EPA’s Science Advisory Board (SAB), in its May 2001 report, Monitored Natural Attenuation:
USEPA Research Program - An EPA Science Advisory Board Review (U.S. EPA 2001j), Section 3.4, Summary of Major Research Recommendations, indicates the need for the development of additional monitoring methods to quantify attenuation mechanisms, contaminated sediment transport processes, and bioaccumulation to support footprint documentation and analysis of permanence. EPA is aware of these research needs and plans to address some of these topics in ongoing and future work.
For areas that may be subject to sediment disruption, the project manager should conduct more extensive monitoring when specified disruptive events (e.g., storms or flow stages of a specified recurrence interval or magnitude) occur to evaluate whether buried contaminated sediment has been disturbed or transported and the extent of contaminant release contaminants and increased exposure. The project manager should design the monitoring plan to handle the relatively quick turnaround times needed to effectively monitor disruptive events. However, interpretation of these data in terms of increased risk should take into account the length of time organisms may be exposed to higher levels of contaminant concentrations.
The project manager should include periodic comparisons of monitoring data to rates of recovery expected for the site in an MNR monitoring program. Where predictions were based on modeling, the project manager should make monitoring results available to the modeling team or other researchers to conduct field validation of the model. Where contingency remedies or triggers for additional work are part of a remedy decision, the project manager should design the monitoring plan to help determine whether those triggers are met. For example, a contingency for additional evaluation or additional work may be triggered by an increasing or insufficiently decreasing trend in contaminant concentrations in sediment, surface water, or biota at specified locations. Where contingencies for additional work are triggered, the project manager may need to include measures such as additional source control, additional ICs, the placement of a thin layer of clean sediment to enhance natural recovery, or an active cleanup (i.e., dredging or capping).
Following attainment of cleanup levels and remedial action objectives, monitoring may still be needed at some MNR sites. For sites where natural recovery is based on burial with clean sediment, continued monitoring may be necessary to assess whether buried contaminants remain buried after an intensive disturbance event. This monitoring should continue until the project team has reasonable confidence in the continued effectiveness of the remedy.

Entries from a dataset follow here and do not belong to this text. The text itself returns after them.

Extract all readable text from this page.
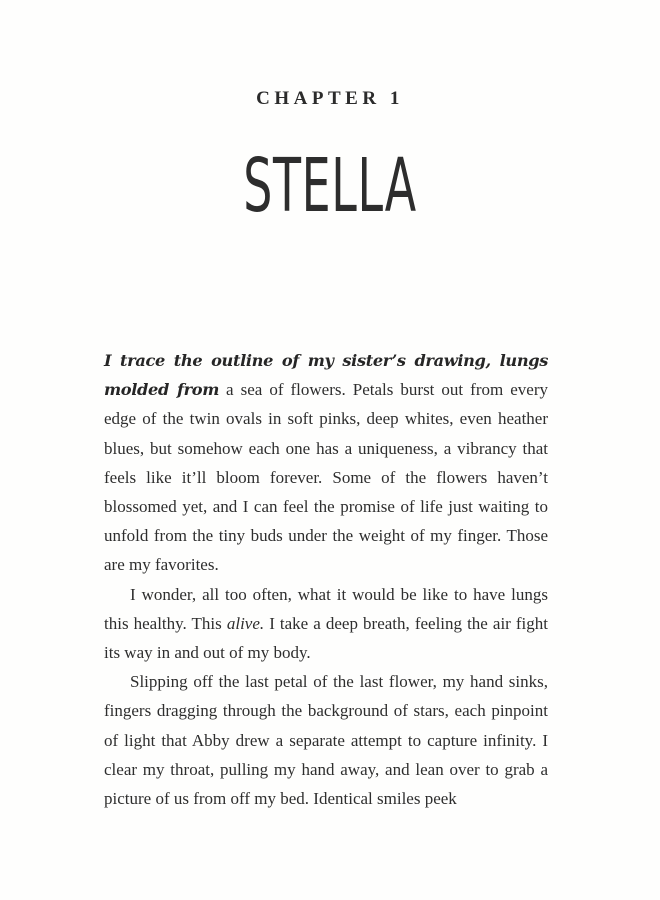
CHAPTER 1
STELLA

I trace the outline of my sister’s drawing, lungs molded from a sea of flowers. Petals burst out from every edge of the twin ovals in soft pinks, deep whites, even heather blues, but somehow each one has a uniqueness, a vibrancy that feels like it’ll bloom forever. Some of the flowers haven’t blossomed yet, and I can feel the promise of life just waiting to unfold from the tiny buds under the weight of my finger. Those are my favorites.

I wonder, all too often, what it would be like to have lungs this healthy. This alive. I take a deep breath, feeling the air fight its way in and out of my body.

Slipping off the last petal of the last flower, my hand sinks, fingers dragging through the background of stars, each pinpoint of light that Abby drew a separate attempt to capture infinity. I clear my throat, pulling my hand away, and lean over to grab a picture of us from off my bed. Identical smiles peek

8.4.2 Monitoring In-Situ Capping Remedial action monitoring for capping generally includes monitoring of construction and placement, and of cap performance during an initial period. It may also include monitoring of broader RAOs such as recovery of the benthic community or of contaminant levels in fish. Long-term monitoring for capping generally includes continued periodic monitoring of cap performance and maintenance activities, and continued monitoring of RAOs. In some cases (e.g., Fund-lead sites) it may be necessary to distinguish monitoring that is part of remedial action from monitoring that is part of O&M. This should be a site-specific decision. Highlight 8-4 lists sample elements of monitoring an in-situ cap. It is important to note that not all of these elements may be needed for every cap. In general, cap monitoring should be designed so that elements can be phased back or eliminated if the remedy is performing as expected and there has been no large-scale disturbance of the cap.